Le parti (péroniste) au pouvoir a canalisé une réaction défensive face à ces dangers. Il a rassemblé le rejet démocratique de la réhabilitation de la dictature, la justification du terrorisme d’état et le dénigrement du mouvement féministe. Les électeurs·trices ont exprimé leur décision de soutenir les retraites et l’éducation publique, d’empêcher l’annulation des programmes sociaux et de s’opposer aux coupes sauvages dans les salaires.
Une vague de bulletins de vote a sapé la confiance de la droite en son arrivée imminente au gouvernement. Le même frein qui s’est manifesté en Espagne, au Chili, au Brésil et en Colombie est réapparu en Argentine. La mémoire s’est activée, la sonnette d’alarme a été tirée et les réserves de la société se sont mobilisées pour affronter le désastre incarné par Milei et Bullrich.
Une grande partie de la population a su reconnaître ce danger, même dans le contexte dramatique de paupérisation mise en œuvre par le gouvernement d’Alberto Fernández et de Cristina Fernández Kirchner, dont Sergio Massa est le ministre de l’économie. Une grande partie de la population a compris que la droite ajouterait le cauchemar de la répression aux mêmes difficultés économiques. La réponse électorale suggère que la capacité du peuple argentin à résister reste forte. Renversant la tendance après l’effondrement subi lors des élections primaires [Massa n’avait recueilli que 25% des suffrages], le péronisme a regagné dimanche dernier des voix, surtout grâce à la contribution de la grande victoire d’Axel Kicillof [figure de l’aile gauche péroniste, proche de Cristina Kirchner] dans la province de Buenos Aires.
La vague en faveur de Milei parmi les jeunes (principalement au sein de l’électorat masculin) a été pour le moment contenue.

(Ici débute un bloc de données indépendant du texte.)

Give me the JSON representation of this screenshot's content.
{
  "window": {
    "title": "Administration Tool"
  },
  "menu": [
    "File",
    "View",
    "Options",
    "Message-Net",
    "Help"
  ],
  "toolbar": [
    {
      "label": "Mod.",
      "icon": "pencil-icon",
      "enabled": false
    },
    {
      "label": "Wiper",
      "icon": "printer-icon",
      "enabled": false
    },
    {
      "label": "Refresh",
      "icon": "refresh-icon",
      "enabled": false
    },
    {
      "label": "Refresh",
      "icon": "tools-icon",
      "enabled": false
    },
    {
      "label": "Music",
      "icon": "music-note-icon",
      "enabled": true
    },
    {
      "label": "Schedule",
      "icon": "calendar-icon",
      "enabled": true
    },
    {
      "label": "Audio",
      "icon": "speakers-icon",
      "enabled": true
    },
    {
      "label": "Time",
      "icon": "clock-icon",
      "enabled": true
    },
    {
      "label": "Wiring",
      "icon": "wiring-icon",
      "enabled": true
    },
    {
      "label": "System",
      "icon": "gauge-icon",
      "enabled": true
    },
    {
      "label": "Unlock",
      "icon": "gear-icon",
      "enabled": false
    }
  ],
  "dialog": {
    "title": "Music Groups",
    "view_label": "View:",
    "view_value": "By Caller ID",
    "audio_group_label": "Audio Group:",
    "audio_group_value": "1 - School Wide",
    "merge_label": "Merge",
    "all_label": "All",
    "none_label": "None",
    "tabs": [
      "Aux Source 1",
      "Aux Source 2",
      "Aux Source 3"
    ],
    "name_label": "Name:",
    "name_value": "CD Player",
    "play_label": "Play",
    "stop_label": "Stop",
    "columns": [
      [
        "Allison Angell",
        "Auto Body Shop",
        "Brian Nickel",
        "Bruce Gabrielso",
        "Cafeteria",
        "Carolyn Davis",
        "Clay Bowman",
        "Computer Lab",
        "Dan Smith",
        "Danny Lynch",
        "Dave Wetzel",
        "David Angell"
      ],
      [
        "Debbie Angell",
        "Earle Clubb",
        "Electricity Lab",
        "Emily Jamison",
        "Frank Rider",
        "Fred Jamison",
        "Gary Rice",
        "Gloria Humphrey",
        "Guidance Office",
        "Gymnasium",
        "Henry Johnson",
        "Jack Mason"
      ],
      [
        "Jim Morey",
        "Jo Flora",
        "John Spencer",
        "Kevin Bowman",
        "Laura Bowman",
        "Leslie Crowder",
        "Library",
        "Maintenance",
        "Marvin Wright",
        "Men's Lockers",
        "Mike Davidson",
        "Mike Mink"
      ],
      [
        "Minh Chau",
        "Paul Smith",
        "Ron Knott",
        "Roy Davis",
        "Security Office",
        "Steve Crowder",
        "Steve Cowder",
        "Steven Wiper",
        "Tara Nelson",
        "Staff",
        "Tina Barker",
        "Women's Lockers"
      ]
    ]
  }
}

Milei s’est maintenu à un niveau élevé dans les segments amorphes de la nouvelle génération, mais il n’a pas progressé dans les secteurs plus organisés. Le style agressif et informel du candidat libertarien perdent de leur attrait et se heurtent au rejet impulsé par le militantisme populaire.
La sidération de la droite
Les commentateurs des grands médias minimisent ce qui s’est passé en recourant à toutes sortes d’analyses superficielles. Ils ne peuvent cacher la raclée infligée à Patricia Bullrich et Javier Milei, mais ils l’attribuent au comportement émotionnel des électeurs·trices. Ils omettent de dire que si cette dimension était à ce point décisive, elle aurait également dû marquer les séquences précédentes, qui ont donné des résultats opposés. L’émotivité est en effet présentée comme un jeu à pile ou face, au résultat totalement aléatoire et qui n’explique rien.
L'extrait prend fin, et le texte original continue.